How can I extract all the documents into a single folder appending the folder name for each moved document:

new_dir
├── 0_103425.xml
├── 0_105340.xml
├── 0_109454.xml
├── 1247_doc.xml
├── 14568_doc.xml
├── 1659_doc.xml
├── 10450_doc.xml
├── 10351_doc.xml

I tried to extract them with:

import os

for path, subdirs, files in os.walk('../dir/'):
    for name in files:
        print(os.path.join(path, name))

UPDATE

Also, I tried to:

import os, shutil
from glob import glob

files = []
start_dir = os.getcwd()
pattern   = "*.xml"

for dir,_,_ in os.walk('../dir/'):
    files.extend(glob(os.path.join(dir,pattern))) 
for f in files:
    print(f)
    shutil.move(f, '../dir/')

The above gave me the path of each file. However, I do not understand how to rename and move them:

---------------------------------------------------------------------------
Error                                     Traceback (most recent call last)
<ipython-input-50-229e4256f1f3> in <module>()
     10 for f in files:
     11     print(f)
---> 12     shutil.move(f, '../dir/')

/usr/local/Cellar/python3/3.6.1/Frameworks/Python.framework/Versions/3.6/lib/python3.6/shutil.py in move(src, dst, copy_function)
    540         real_dst = os.path.join(dst, _basename(src))
    541         if os.path.exists(real_dst):
--> 542             raise Error("Destination path '%s' already exists" % real_dst)
    543     try:
    544         os.rename(src, real_dst)

Error: Destination path '../data/230948.xml' already exists

The above error shows why I would like to rename it with its folder.

tumbleweed
  • 4,624
  • 12
  • 50
  • 81

2 Answers2

10

How does this work for you?

import os
import pathlib

OLD_DIR = 'files'
NEW_DIR = 'new_dir'

p = pathlib.Path(OLD_DIR)
for f in p.glob('**/*.xml'):
    new_name = '{}_{}'.format(f.parent.name, f.name)
    f.rename(os.path.join(NEW_DIR, new_name))
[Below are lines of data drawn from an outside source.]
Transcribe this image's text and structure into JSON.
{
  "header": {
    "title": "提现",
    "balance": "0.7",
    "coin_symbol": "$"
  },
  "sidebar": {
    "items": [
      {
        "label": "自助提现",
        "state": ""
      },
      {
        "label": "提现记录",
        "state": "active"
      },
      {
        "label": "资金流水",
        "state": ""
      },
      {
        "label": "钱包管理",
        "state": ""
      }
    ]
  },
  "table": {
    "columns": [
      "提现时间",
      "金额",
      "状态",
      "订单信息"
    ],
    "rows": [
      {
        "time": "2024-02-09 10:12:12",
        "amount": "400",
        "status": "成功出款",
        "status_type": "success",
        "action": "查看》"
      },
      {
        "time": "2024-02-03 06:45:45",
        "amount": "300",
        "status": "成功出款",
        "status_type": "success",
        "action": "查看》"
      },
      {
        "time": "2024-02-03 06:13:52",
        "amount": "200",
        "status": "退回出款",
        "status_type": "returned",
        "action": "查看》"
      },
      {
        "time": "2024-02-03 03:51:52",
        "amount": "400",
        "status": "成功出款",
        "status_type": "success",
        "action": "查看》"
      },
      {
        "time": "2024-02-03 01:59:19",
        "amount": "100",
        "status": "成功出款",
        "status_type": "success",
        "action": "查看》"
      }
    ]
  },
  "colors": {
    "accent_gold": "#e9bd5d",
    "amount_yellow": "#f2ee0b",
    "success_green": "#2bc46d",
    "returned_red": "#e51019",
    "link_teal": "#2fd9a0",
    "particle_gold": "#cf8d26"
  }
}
If you don't have a modern version of Python (3.5+) you can also just use glob, os, and shutil:

import os
import glob
import shutil


for f in glob.glob('files/**/*.xml'):
    new_name = '{}_{}'.format(os.path.basename(os.path.dirname(f)), os.path.basename(f))
    shutil.move(f, os.path.join('new_dir', new_name))
Wayne Werner
  • 49,299
  • 29
  • 200
  • 290
8

This is easiest to do with Python 3's new pathlib module for path operations, and then shutil.move for moving the files into their correct places. Unlike os.rename, shutil.move will work like the mv command and behave correctly even for cross-filesystem moves.

This code will work for paths nested to any level - any / or \ in the paths will be replaced with _ in the target filename, so dir/foo/bar/baz/xyzzy.xml will be moved to new_dir/foo_bar_baz_xyzzy.xml.

from pathlib import Path
from shutil import move

src = Path('dir')
dst = Path('new_dir')

# create the target directory if it doesn't exist
if not dst.is_dir():
    dst.mkdir()

# go through each file
for i in src.glob('**/*'):
    # skip directories and alike
    if not i.is_file():
        continue

    # calculate path relative to `src`,
    # this will make dir/foo/bar into foo/bar
    p = i.relative_to(src)

    # replace path separators with underscore, so foo/bar becomes foo_bar
    target_file_name = str(p).replace('/', '_').replace('\\', '_')

    # then do rename/move. shutil.move will always do the right thing
    # note that it *doesn't* accept Path objects in Python 3.5, so we
    # use str(...) here. `dst` is a path object, and `target_file_name
    # is the name of the file to be placed there; we can use the / operator
    # instead of os.path.join.
    move(str(i), str(dst / target_file_name))